U.S. home prices rose for the fifth month in a row in October, but the recovery continues to be uneven with only 11 of the 20 metro areas tracked showing gains.
The Standard & Poor's/Case-Shiller home price index released Tuesday edged up 0.4 percent to a seasonally adjusted reading of 145.36 in October from September. Without adjusting for seasonal factors the index was flat from September.
The index was off 7.3 percent from October last year, nearly matching expectations of economists surveyed by Thomson Reuters. Many economists, however, are predicting a double dip in prices this winter as foreclosures increase and government support wanes.
"I'd be very surprised if we don't go below the lows we hit this year," Dean Baker, co-director of the Center for Economic and Policy Research, a left-leaning Washington think tank. "We still have a very glutted housing market."

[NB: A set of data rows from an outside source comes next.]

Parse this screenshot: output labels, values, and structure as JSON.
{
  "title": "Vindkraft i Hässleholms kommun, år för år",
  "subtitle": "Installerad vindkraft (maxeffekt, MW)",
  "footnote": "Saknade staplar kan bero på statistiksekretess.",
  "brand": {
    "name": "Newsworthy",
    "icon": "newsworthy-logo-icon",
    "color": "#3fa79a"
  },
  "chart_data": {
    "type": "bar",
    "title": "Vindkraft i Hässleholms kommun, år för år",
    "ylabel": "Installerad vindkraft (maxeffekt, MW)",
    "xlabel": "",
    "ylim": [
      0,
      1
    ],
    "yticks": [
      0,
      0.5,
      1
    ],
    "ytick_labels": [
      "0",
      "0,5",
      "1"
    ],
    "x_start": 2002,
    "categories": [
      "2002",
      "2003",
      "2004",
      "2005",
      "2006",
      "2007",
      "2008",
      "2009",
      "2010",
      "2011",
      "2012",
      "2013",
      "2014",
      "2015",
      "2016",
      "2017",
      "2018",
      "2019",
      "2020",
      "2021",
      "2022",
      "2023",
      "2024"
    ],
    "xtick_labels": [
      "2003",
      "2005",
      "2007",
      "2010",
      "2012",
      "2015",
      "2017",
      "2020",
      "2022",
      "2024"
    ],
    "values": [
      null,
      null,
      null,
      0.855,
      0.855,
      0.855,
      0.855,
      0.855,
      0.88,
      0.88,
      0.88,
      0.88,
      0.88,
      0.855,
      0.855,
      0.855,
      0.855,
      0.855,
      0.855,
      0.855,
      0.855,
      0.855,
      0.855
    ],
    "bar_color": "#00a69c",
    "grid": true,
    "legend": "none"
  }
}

The index is now up 3.4 percent from its bottom in May, but still almost 30 percent below its peak in April 2006.
There are also wide variations from city to city. Prices have climbed for at least six months in a row in Denver, Washington, Minneapolis and San Francisco. But in Chicago and Tampa, Florida, prices are down by more than a percent from September. And there's no sign of a bottom in Las Vegas, where prices have tumbled by more than 56 percent from their peak in April 2006.
Home prices play a key role in the economy. Homeowners feel wealthier when property values rise and are more likely to spend money. Rising prices also help millions of homeowners who owe more to the banks than their houses are worth.
The positive trend in home prices and a better employment outlook helped raise the Consumer Confidence Index to 52.9 in December, up from a revised 50.6 the month before, the Conference Board reported Tuesday. While far below a 90 reading that would signify a solid economy, consumers' outlook on jobs over the next six months reached its highest level in two years.
The federal government has stepped in with far reaching programs to create jobs and make homeownership more affordable.
Home price gains since the summer reflect the rush of homebuyers trying to close their deals before the original expiration date of a federal tax credit. The Nov. 30 deadline was extended last month to April 30.
Besides a credit of up to $8,000 for first-time buyers, Congress expanded the program to include homeowners who have lived in their current properties for at least five years. They can now claim a tax credit of up to $6,500 if they relocate.
The Federal Reserve is also buying up $1.25 trillion in mortgage-backed securities to help keep interest rates at historical lows.